Xun JeHa segera menghilang begitu mereka berdua mengambil cincin ruang tersebut, sang pendekar legenda tertelan portal. Wu Yi Feng yang enggan memeriksa isi dari cincin ruang pemberian sang ratu langsung memasukannya ke dalam cincin penyimpanannya.

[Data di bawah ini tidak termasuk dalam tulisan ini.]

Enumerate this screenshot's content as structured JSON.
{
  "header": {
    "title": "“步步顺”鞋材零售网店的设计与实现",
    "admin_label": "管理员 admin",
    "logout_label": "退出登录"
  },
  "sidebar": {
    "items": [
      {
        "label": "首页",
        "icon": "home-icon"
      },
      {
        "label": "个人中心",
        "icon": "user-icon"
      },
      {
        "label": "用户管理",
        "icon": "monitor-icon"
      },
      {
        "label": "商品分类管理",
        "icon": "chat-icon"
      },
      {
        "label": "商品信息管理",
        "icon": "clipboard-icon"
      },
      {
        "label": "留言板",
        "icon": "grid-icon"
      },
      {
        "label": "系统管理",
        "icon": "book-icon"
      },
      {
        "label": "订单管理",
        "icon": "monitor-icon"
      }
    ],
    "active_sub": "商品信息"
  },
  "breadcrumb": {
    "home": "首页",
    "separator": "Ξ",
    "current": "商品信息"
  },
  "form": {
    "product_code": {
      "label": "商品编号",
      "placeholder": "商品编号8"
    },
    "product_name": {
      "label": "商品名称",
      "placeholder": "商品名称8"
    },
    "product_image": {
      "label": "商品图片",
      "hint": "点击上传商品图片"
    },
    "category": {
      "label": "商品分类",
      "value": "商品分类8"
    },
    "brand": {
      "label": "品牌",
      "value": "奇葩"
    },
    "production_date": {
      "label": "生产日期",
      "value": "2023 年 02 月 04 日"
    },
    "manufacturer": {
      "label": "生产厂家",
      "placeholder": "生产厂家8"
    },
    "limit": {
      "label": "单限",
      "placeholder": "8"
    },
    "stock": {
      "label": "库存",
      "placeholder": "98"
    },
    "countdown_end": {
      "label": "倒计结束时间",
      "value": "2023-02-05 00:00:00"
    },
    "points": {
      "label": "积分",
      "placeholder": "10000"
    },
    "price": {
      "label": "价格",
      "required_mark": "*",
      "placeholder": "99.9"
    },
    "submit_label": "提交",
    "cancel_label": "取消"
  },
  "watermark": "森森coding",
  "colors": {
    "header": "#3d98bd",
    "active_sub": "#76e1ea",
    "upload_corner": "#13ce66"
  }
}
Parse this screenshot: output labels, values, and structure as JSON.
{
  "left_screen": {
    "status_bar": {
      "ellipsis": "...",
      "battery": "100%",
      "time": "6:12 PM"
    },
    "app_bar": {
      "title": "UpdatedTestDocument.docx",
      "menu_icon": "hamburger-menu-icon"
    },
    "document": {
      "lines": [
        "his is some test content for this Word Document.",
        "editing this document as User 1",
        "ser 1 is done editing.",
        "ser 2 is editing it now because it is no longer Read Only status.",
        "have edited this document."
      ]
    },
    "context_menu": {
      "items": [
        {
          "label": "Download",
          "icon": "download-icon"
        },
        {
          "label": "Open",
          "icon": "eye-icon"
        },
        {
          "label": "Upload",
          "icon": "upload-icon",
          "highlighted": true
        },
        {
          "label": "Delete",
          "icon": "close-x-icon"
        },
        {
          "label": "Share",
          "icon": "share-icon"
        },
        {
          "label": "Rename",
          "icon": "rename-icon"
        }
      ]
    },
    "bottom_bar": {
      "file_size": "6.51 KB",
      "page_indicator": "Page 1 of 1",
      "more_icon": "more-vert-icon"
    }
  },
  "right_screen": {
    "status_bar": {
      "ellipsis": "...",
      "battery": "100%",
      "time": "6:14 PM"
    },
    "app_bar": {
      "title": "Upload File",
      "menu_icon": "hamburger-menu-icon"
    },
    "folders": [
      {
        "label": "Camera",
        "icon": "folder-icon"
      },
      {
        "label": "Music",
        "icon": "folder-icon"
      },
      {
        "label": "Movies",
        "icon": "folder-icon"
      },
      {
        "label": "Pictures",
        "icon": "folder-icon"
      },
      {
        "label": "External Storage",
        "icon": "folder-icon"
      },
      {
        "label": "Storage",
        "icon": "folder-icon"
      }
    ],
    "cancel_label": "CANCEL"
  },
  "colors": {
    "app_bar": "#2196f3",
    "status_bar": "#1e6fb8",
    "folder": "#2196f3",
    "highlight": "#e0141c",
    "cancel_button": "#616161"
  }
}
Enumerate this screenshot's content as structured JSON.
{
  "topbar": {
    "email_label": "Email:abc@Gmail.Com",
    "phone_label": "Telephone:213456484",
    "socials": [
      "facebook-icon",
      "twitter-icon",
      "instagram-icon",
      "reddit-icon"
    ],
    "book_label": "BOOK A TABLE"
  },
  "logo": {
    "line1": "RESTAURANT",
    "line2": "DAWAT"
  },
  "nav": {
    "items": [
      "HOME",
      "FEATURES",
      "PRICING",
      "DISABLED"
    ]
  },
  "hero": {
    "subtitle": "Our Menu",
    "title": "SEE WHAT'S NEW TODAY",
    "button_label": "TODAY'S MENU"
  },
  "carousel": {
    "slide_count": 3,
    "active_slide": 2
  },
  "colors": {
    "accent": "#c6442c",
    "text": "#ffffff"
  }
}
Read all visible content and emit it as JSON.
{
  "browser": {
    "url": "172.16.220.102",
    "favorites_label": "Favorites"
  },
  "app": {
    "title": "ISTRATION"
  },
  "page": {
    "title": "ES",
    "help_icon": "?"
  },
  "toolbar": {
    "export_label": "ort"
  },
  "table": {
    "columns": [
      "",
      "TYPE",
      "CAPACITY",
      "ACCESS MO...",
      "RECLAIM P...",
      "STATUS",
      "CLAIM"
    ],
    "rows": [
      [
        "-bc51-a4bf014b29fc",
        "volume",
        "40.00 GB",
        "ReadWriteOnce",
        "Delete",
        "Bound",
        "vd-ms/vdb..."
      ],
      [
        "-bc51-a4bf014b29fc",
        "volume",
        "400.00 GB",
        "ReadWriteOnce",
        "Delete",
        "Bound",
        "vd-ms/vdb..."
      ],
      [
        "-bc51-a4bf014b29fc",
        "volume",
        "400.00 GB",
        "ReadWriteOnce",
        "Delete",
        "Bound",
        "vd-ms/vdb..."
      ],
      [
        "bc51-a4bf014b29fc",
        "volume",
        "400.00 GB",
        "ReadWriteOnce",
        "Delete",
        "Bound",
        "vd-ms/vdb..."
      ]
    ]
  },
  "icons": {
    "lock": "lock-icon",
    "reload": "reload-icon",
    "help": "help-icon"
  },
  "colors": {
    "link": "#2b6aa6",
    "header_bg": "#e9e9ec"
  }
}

Mereka berdua menyusuri hutan selama kurang lebih tiga jam, matahari masih berada tepat di ubun - ubun ketika keduanya keluar dari hutan dan melihat Bai Lang sudah menunggu beserta kuda - kuda mereka.
"Jika satu jam lagi kalian tidak muncul, aku pasti akan meninggalkan kalian.." Seru Bai Lang dengan wajah tersenyum gembira.
"Dimana yang lainnya??" Tanya Shen Liang.
"Mereka sudah terlebih dahulu pergi tadi pagi.." Jawab Bai Lang sambil memacu kudanya.
Ketiganya kemudian berkuda dengan kecepatan tinggi kearah utara, waktu yang sudah mepet membuat mereka terus memacu kudanya seharian tanpa beristirahat sama sekali.